Let’s look at the news out there that should make us pretty positive:

  • The March quarter economic growth number was 1.1%, taking annual growth to 3.1% (this is found by adding the past four quarters);
  • The ABS upgraded the December quarter growth guess from 0.6% to 0.7%;
  • The Reserve Bank takes the last two quarters — 0.7% and 1.1% — adds them together and multiplies them by two to make the past six months annualized and this comes in at a solid 3.6%! 
  • Growth is now the fastest in 3 and a half years;
  • Growth over 3% tends to take the unemployment rate down;
  • Unemployment at 5.7% is at a two and a half year low;
  • The CBA’s look at economy-wide sales is at a six-year high;
  • The CoreLogic RP Data Home Value Index of capital city home prices rose by 1.6% in May, after lifting by 1.7% lift in April. Home prices were up by 10% over the year to May and dwelling prices rose in seven of the eight capital cities in May (Perth prices fell 2.7% but this is the mining state, so you’d expect that.)
  • The Performance of Manufacturing index eased further from 12-year highs in May, down 2.4 points to 51. A reading above 50.0 indicates that the sector is expanding.
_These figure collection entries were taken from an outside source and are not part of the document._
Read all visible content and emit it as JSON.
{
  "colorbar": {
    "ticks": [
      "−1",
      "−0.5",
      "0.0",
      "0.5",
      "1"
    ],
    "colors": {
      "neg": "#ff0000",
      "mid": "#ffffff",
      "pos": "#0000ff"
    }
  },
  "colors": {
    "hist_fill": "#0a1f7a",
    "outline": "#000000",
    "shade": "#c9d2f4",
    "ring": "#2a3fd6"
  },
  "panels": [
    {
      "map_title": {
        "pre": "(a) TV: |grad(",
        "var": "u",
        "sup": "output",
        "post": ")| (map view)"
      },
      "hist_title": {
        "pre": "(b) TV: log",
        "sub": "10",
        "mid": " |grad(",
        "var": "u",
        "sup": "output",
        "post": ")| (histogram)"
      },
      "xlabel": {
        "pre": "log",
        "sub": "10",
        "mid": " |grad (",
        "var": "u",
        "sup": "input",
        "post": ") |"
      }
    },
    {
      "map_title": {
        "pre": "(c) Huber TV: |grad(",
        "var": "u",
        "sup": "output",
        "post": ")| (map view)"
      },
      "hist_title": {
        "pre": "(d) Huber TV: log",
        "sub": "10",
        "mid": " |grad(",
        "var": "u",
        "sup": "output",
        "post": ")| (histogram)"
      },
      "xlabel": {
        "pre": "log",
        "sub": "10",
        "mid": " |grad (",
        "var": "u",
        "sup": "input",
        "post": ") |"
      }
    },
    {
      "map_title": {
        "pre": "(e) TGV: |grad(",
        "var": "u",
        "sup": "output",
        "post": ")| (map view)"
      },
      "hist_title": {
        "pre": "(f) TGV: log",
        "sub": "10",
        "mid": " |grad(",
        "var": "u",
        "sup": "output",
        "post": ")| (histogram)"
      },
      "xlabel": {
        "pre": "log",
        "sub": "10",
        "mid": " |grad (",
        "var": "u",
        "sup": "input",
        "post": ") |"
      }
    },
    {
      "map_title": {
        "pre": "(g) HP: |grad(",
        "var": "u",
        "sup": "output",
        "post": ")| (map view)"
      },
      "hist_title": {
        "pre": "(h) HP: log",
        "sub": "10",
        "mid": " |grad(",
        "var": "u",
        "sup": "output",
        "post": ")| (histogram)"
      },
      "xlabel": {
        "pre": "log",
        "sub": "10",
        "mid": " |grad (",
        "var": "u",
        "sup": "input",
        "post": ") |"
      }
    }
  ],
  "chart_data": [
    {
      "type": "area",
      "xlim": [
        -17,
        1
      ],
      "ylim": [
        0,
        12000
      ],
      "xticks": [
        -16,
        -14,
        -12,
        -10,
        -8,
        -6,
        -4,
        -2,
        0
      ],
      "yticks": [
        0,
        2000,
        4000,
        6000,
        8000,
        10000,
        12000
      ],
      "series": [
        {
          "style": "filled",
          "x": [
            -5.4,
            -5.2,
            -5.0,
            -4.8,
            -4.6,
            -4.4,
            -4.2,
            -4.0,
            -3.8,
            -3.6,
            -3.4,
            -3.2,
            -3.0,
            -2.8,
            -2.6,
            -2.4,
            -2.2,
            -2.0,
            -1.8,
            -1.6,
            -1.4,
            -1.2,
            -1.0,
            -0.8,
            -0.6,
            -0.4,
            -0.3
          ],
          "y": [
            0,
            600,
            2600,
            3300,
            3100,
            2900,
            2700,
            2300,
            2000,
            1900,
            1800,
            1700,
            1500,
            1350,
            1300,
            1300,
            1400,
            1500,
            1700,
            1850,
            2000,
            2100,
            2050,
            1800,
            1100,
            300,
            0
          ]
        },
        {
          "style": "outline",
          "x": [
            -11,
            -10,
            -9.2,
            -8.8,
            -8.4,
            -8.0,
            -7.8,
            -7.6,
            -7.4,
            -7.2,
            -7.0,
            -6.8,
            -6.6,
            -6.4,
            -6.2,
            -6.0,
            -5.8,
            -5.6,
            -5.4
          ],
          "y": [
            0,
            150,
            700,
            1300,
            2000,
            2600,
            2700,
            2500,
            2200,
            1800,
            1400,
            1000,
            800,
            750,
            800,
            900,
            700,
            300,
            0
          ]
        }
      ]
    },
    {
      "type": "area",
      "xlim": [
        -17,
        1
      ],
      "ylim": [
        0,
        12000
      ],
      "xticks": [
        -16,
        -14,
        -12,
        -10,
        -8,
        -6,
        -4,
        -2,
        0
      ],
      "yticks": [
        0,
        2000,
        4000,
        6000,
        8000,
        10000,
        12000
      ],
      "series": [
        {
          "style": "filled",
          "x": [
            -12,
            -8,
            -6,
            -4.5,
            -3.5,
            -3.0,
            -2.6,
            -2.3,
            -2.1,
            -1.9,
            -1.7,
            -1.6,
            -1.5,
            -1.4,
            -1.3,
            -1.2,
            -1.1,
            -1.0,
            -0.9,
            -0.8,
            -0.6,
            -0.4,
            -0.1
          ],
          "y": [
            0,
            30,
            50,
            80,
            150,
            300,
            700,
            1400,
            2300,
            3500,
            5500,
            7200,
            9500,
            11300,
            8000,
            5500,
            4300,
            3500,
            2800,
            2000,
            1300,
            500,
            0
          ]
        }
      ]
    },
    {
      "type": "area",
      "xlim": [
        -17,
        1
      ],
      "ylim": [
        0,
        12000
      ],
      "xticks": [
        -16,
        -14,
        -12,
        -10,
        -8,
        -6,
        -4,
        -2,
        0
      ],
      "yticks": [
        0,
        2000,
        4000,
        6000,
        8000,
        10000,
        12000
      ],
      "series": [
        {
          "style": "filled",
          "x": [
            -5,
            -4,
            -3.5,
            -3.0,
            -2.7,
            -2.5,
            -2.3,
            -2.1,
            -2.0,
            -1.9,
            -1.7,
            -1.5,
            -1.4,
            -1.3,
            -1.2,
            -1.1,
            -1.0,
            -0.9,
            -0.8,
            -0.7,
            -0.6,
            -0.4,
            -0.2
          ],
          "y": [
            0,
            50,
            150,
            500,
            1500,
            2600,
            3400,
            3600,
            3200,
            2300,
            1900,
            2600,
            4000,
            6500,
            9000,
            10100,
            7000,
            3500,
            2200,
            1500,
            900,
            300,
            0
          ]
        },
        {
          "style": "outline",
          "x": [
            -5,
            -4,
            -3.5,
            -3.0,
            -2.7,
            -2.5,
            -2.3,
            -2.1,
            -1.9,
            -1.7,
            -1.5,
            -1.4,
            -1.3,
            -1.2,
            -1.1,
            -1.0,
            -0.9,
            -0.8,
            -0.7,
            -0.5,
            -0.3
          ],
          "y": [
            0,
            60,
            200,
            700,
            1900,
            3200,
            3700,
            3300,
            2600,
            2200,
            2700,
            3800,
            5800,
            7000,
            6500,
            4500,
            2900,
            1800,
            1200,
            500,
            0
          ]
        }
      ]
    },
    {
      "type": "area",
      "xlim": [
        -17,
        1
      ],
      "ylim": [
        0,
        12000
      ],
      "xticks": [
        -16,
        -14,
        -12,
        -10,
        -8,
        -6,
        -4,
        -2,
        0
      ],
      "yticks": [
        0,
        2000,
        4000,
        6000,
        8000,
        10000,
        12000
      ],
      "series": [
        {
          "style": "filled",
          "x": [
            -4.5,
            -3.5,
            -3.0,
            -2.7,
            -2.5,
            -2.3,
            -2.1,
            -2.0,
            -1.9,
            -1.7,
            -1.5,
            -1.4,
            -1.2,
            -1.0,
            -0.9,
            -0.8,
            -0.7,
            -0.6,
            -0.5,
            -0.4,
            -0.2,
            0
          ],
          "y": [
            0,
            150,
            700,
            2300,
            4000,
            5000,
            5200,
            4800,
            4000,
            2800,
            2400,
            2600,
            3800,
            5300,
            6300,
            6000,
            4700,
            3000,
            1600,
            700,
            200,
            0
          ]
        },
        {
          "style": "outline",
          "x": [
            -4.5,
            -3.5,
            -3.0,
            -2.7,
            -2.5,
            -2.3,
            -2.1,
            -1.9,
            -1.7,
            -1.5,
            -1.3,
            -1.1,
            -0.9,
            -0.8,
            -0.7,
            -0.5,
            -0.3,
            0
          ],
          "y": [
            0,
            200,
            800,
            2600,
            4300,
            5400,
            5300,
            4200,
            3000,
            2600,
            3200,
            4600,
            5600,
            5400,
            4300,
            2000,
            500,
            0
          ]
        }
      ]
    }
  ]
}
The index has been above 50 for 11 months – the longest period of expansion since September 2006!
  • Dwelling approvals rose by 3% in April. The value of all building soared by 18.3% – the biggest monthly rise in four years. CommSec says “building was at record highs in trend terms”;
  • Private sector credit (lending) rose by 0.5% in April to stand 6.7% higher than a year ago – the strongest growth in seven years;
  • Even the troublesome business investment area, badly affected by the mining boom petering out, showed that the second estimate of investment for 2016/17 is $89.2 billion, up 6.3% on the first estimate and the second best lift for an equivalent period in eight years;

I could go on about tourism numbers, residential construction and car sales, which are either at, or near, record-high levels. Throw in interest rates where they are now and it paints a damn pretty picture, which doesn’t surprise me when economic growth comes in better than pessimists have been expecting.

Also, the low dollar is always good for economic growth and we’ve got that right now. And in the US, the Yanks’ economy is defying the nervous Nellies by growing fast enough to justify the central bank getting close to another interest rate rise.

Just imagine the momentum if we had stable, inspirational governments and more economists were more positive about our economic future and the media was going along for the ride. Now that would be a pretty picture!